935 F.2d 1106, 1110 (10th Cir. 1991). In April 2022, Plaintiff treated two badly burned boys in the CMH ER. (Doc. No. 15, at 8, ¶¶ 42-43). She alleges that she put orders in the computer system for a total of 1.5 mg of morphine to be administered to one of the boys, and that she verbally communicated the order to the assisting nurse, Defendant Jackson; instead, Jackson

administered more than twice the ordered dose. (Id. at 9-10, ¶¶ 48-50). Rather than admit to administering a potentially lethal dose of morphine to the small child, Plaintiff alleges that Jackson falsified the child’s medical record by charting that she was “given a verbal order to administer 1.5 mg of morphine per minute” to shift blame and injure Plaintiff’s reputation. (Id. at 11, ¶ 56). Ms. Gallegly contends that the medical record remains

unchanged and that “the individual Defendants have made statements to other employees and contract providers at CMH that Jackson’s falsified medical record is accurate, and that Plaintiff is the one responsible for the medical error.” (Id. at 12, 22, ¶¶ 60, 112). I. Defamation Claim Plaintiff claims that she has been defamed via the: (1) false medical record; and (2) disparaging statements made by the individual Defendants to other CMH employees and

contract providers. (Doc. No. 15, at 21-23). Defendants move to dismiss Plaintiff’s defamation claim (Count VII) pursuant to the Oklahoma Citizens Participation Act (“OCPA”) and, in the alternative, Rule 12(b)(6). To state a claim for defamation under Oklahoma law, a plaintiff must show: (1) [a] false and defamatory statement, (2) an unprivileged publication to a third party, (3) fault amounting at least to negligence on the part of the publisher; and (4) either the actionability of the statement irrespective of special damage [per se], or the existence of special damage [per quod].
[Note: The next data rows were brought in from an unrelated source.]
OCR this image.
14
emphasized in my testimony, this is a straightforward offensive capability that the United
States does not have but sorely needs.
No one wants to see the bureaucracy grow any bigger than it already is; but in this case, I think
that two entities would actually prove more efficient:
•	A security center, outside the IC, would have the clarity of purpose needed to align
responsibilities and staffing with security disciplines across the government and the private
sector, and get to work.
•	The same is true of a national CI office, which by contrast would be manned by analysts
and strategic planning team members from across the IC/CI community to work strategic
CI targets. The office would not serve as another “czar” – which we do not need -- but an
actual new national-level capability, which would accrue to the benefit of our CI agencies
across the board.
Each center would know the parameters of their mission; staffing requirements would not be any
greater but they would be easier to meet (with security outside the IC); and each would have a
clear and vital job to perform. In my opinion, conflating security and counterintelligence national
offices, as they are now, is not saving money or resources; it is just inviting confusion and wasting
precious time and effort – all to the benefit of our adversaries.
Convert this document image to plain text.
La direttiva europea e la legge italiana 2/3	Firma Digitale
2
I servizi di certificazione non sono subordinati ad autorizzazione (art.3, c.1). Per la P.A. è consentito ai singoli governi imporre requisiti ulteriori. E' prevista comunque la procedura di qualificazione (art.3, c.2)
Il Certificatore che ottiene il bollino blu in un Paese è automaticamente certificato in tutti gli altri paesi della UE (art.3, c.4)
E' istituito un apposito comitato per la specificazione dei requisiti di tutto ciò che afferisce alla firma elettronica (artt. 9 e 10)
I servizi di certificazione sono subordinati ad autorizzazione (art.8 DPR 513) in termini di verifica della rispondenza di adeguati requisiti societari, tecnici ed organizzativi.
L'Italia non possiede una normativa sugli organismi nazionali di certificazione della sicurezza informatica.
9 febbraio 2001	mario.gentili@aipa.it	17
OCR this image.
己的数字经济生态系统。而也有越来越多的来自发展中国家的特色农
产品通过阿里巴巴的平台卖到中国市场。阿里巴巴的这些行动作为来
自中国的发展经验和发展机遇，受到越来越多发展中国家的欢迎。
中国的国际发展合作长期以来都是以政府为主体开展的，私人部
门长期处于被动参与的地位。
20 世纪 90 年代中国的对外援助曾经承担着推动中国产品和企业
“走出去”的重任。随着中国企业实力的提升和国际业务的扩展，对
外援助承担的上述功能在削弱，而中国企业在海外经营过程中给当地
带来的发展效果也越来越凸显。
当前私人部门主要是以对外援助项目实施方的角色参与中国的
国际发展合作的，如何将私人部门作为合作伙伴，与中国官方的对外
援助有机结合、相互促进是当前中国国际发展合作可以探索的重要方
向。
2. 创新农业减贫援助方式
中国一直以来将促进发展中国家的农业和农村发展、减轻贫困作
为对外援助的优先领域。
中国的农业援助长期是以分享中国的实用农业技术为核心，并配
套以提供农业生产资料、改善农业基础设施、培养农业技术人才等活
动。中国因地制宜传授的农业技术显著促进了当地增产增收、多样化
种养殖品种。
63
Nelson v. Am. Hometown Publ'g, Inc., 333 P.3d 962, 969 (Okla. Civ. App. 2014) (citations omitted). To be defamatory, a statement must be false and expose a “person to public hatred, contempt, ridicule or obloquy, . . . or tend[] to deprive [the person] of public confidence, or . . . injure [the person] in [her] occupation.” Okla. Stat. tit. 12, § 1441. Moreover, the false statement “must concern the plaintiff” meaning that “the recipient either correctly, or mistakenly but reasonably, understands that it was intended to refer to the plaintiff.” Gonzalez v. Sessom, 137 P.3d 1245, 1248 (Okla. Civ. App. 2006) (citing Restatement (Second) of Torts § 564 (1977)). [W]ords charged to be defamatory and therefore libelous fall into three classes: (1) those not of defamatory meaning; (2) those reasonably susceptible of both a defamatory and an innocent meaning (commonly referred to as libel per quod); and (3) those clearly defamatory on their face (commonly referred to as libel per se).

Sellers v. Oklahoma Pub. Co., 687 P.2d 116, 119-20 (Okla. 1984). When a publisher negligently, or intentionally, publishes an unprivileged false and defamatory statement to a third party, the plaintiff must either plead special damages or show that the statement is actionable per se, meaning that the language used in the

statement “is susceptible of but one meaning, and that an opprobrious one, and the publication on its face shows that the derogatory statements, taken as a whole, refer to the plaintiff, and not to some other person.” Fite v. Oklahoma Pub. Co., 293 P.